EFFICACY AND SAFETY OF ORAL TRANEXAMIC ACID WITH GLYCOLIC ACID 35% SOLUTIONVS ORAL TRANEXAMIC ACID WITH MODIFIED JESSNER’S SOLUTION IN TREATING MELASMA: A COMPARATIVE STUDY
HTML Full TextEFFICACY AND SAFETY OF ORAL TRANEXAMIC ACID WITH GLYCOLIC ACID 35% SOLUTIONVS ORAL TRANEXAMIC ACID WITH MODIFIED JESSNER’S SOLUTION IN TREATING MELASMA: A COMPARATIVE STUDY
Sathaiahgari Dheeraj *, Chittla Sravan, B. Vyshali Reddy, Noule Gouthami, Swetha Donakonda and Ramu Chandragiri
Department of Dermatology, Venereology, Leprosy, MNR Medical College and Hospital, Mohd. Shapur, Telangana, India.
ABSTRACT: Background: Melasma is a frequent hyper pigmentary disorder characterized by the presence of brown to grey patches on the face. For melasma management, various modalities available that includes kojic acid, azelaic acid, Kligman’s regimen, peels like glycolic acid, trichloroacetic acid (TCA), jessner’s etc are in use but unsatisfactory results, recently tranexamic acid (TA) has added to treatment armamentarium for resistant melasma. Objective: To know the efficacy of oral tranexamic acid with glycolic acid 35% peel verses oral tranexamic acid with modified jessner’s peel in treating melasma. Materials and Methods: Present study includes 60 patients with melasma, divided into group A and group B. Group A treated with glycolic acid peel and oral TA and group B treated with modified jessners peel with oral TA. Severity of melasma was assessed after 4th, 8th and 12th weeks after combination treatment using mMASI score. Results: Present study mean age affected 43.2+/-5.4 years, predominantly affected were females (75%). There is a significant difference in the severity of melasma between both groups at the end of 4th week (group A 12.2+/-1.4, group B 13.5+/-2.2), at the end of 8th the week (group A 10.4+/-2.1, group B 12.1+/-1.8) and at the end of 12 weeks (group A 8.9+/-2.4, group B 10.2+/-3.1) according to mMASI score. Conclusion: Oral tranexamic acid with glycolic acid 35% peel proved to be superior in efficacy and safety in treating melasma compared to oral tranexamic acid with modified jessner’s peel.
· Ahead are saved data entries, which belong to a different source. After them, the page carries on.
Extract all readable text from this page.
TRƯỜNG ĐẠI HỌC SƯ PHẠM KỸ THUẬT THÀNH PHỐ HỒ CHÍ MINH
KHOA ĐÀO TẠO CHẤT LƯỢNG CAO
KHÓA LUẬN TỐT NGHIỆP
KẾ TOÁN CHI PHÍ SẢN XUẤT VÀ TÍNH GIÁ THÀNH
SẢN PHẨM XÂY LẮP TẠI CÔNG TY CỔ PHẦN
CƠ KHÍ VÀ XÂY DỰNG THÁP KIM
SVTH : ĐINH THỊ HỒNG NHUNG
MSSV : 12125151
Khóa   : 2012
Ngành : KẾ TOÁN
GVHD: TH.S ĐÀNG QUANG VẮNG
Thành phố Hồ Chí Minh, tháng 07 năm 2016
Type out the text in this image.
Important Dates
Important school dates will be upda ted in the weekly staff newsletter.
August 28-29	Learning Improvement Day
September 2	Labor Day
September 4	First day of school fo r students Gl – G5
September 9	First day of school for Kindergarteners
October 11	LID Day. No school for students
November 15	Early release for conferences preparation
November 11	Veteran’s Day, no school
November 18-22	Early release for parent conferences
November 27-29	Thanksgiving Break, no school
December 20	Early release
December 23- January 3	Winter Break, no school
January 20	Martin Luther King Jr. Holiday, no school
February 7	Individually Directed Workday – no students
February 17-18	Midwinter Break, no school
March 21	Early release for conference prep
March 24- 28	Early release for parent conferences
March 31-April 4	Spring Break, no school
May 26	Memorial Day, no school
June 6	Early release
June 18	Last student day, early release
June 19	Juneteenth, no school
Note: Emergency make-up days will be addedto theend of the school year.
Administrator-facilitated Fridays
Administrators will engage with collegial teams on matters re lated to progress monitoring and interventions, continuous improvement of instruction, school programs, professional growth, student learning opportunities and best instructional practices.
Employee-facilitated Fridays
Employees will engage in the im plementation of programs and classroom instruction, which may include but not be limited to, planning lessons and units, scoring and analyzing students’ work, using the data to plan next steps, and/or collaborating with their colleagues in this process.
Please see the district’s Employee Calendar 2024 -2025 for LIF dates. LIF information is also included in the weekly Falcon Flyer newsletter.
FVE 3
Keywords: Melasma glycolic acid, Tranexamic acid, Jesseners peel
INTRODUCTION: Melasma is a chronic acquired pigmentary disorder characteristically presents as brown to grey-brown patches commonly involving the mid face, malar area, and rarely the mandibular area 1. Fitzpatrick IV/V skin types are most commonly affected and predominantly seen in women in their early twenties and sometimes in males less than 10% 2.
The pathophysiology of melasma is complex and key etiological factors include genetics (30%), UV exposure including visible light and infrared radiation, drugs such as oral contraceptive pills (OCP’S), hormonal replacement therapy (HRT) used at menopause and few cosmetic agents, associated with autoimmune thyroid disease 3.
These inducers cause hyper functional melanocytes and increase amounts of melanin. Melasma is a great cosmetic concern causing social stigma and it may cause depression as the quality of life is dear ranged 4. Till date the main stay of treatment lies with the topical depigmenting agents such as hydroquinone, tranexamic acid, kojic acid, alpha-arbutin, liquorice extracts, vit -c, resorcinol and peeling agents such as alpha hydroxy acids (AHA) glycolic acid GA (35% to 50%) and Trichloroacetic acid TCA (15% to 35%), azelaic acid 20% individually or in combination with salicylic acid and lactic acid 5. None of them have produced satisfying results nor could prevent the relapsing nature of the disease 6, 7. Tranexamic acid (TA) is recently used 19 to treat resistant melasma 8. TA is a derivative of amino acid lysine. It is used as an antifibrinolytic agent, but later repurposed for management of melasma as it inhibits the interaction between keratinocyte and plasminogen and decreases tyrosinase action, resulting in less melanin production. Chemical peels cause controlled epidermal regeneration with superficial exfoliation of skin based on strength of peel, depth of peel, number of coats and type of peel. Various chemical peeling agents have been used as an adjunctive in treatment of melasma. Oral tranexamic acid alone or along with topical depigmenting agents or comparing various chemical peels in melasma are present till date. Very few studies exist in literature where both oral tranexamic acid and peeling agents are combined together in treating melasma 9, 10. Present study was conducted on 60 patients to compare the efficacy of oral tranexamic acid with GA35% peel vs oral tranexamic acid with modified jessners peel in melasma.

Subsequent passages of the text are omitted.